Testing the moxie of a germ-busting robot

Meet Nikki, one of the newest additions to the housekeeping staff at Milwaukee’s Jewish Home and Care Center. His name, fittingly enough, means “to clean” in Hebrew. He’s quiet, petite and 3 1/2 feet tall. His disinfecting skills have played a major role in reducing infection rates among Jewish Home residents.

Oh, and Nikki also happens to be a robot.

When Nikki is switched on, its head rises up out of its body, revealing a “neck” made of lamps that emit pulsed-xenon ultraviolet light. The light is so strong that humans must step out of the room. It kills any pathogen in a 12-foot radius and is used in conjunction with traditional cleaning.

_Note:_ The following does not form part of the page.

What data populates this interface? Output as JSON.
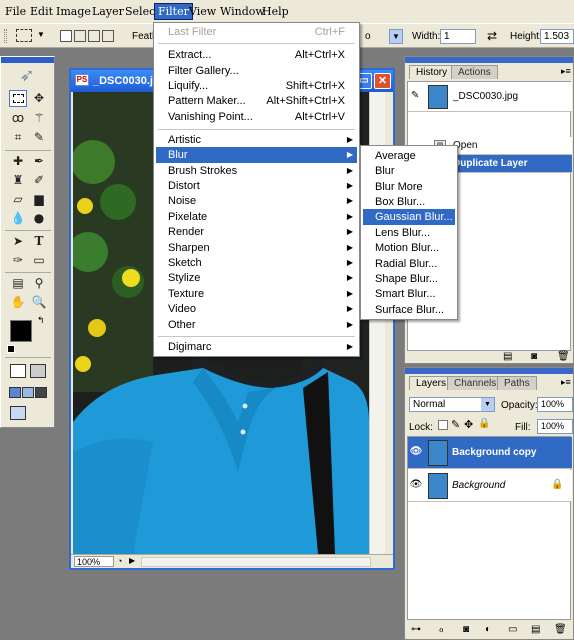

UWM nursing Professor Christine Kovach, who holds a three-year research chair at the Jewish Home, has studied the robot’s germ-busting ability. “We’re the first nursing home in the country to test it,” Kovach explains.

Kovach’s team swabbed “high-touch surfaces,” including bedrails, call buttons and toilet seats, to check for bacteria. They retested after housekeeping staff cleaned items with detergent, and again after Nikki zapped the room. They found surprisingly few pathogens after traditional cleaning, but even fewer after the robot – developed by the Texas-based company Xenex – finished its 15-minute cleaning.

Kovach’s team then looked at infection rates in the facility before and after staff began using Nikki. Kovach reports that hospital-acquired infections rose among residents admitted to hospitals in that period, but infections contracted at the Jewish Home dropped significantly. “Nikki,” Kovach says, “really made a big difference.”